I nuovi gestori del ristorante "Da Silvana", per esempio (via Roma 6 a Santa
Croce del Bleggio - tel. 0465/779997), hanno cercato di valorizzarli al meglio:
sella di coniglio ripiena con verza e noci, capriolo in concia di Teroldego e ginepro
e torta di noci sono quanto di meglio offra la tradizione locale per comprendere
fino in fondo la filosofia culinaria di quella terra.

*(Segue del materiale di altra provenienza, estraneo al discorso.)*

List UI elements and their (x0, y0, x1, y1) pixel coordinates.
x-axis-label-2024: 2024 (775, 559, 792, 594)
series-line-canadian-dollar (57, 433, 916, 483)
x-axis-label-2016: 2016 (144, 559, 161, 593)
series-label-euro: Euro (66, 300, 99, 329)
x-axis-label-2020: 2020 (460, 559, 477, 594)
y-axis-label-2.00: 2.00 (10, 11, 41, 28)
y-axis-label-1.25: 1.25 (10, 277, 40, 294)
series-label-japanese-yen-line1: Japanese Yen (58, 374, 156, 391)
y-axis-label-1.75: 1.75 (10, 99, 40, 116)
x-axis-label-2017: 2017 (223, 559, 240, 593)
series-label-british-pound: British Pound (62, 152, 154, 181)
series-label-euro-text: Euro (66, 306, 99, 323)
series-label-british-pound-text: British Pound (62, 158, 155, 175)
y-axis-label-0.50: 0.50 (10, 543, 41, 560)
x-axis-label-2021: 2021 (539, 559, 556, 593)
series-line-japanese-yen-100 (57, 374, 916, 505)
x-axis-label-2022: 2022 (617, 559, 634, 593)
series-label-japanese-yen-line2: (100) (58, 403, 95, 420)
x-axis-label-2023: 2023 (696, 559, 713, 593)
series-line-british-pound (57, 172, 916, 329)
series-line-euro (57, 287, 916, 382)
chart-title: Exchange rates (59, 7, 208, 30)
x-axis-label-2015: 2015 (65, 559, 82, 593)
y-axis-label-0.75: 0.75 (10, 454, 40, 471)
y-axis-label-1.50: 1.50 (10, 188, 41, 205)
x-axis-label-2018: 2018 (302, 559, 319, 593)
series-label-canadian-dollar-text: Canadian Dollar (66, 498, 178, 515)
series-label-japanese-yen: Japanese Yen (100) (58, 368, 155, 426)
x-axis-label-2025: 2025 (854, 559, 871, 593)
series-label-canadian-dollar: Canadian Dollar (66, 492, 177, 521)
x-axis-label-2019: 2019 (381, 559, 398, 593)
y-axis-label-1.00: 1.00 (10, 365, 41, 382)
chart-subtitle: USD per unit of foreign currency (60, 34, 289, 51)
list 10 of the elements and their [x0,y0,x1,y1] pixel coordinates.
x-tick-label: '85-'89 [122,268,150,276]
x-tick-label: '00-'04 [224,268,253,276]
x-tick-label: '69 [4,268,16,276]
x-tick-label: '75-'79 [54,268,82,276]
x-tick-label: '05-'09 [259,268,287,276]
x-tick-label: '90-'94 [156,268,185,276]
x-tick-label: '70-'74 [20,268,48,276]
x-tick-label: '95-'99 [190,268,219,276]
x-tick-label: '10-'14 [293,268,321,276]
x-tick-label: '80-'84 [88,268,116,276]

Il segreto (verificare alla Copag di Lomaso: tel. 0465/701793) sta ovviamente
nella qualità delle materie prime, ancora oggi lavorate secondo il retaggio di un'agricoltura
di sussistenza che garantisce meglio di qualsiasi sentenza di tribunale i processi
evolutivi del prodotto: se le noci sono così buone è perché vengono raccolte a
mano e fatte essiccare nelle soffitte delle vecchie case intorno ai 600 metri di quota;
se le patate mantengono quel sapore così caratteristico è perché i contadini si
concentrano sul come e non sul quanto.
Buon per tutti che qualche ristoratore della zona ha capito che puntare sul prodotto
indigeno e sulla tradizione a volte anche secolare può diventare, oltre che un
business niente male, un sistema per opporsi ad oltranza alla globalizzazione dei sapori.
Era già tutto lì: bastava accorgersene.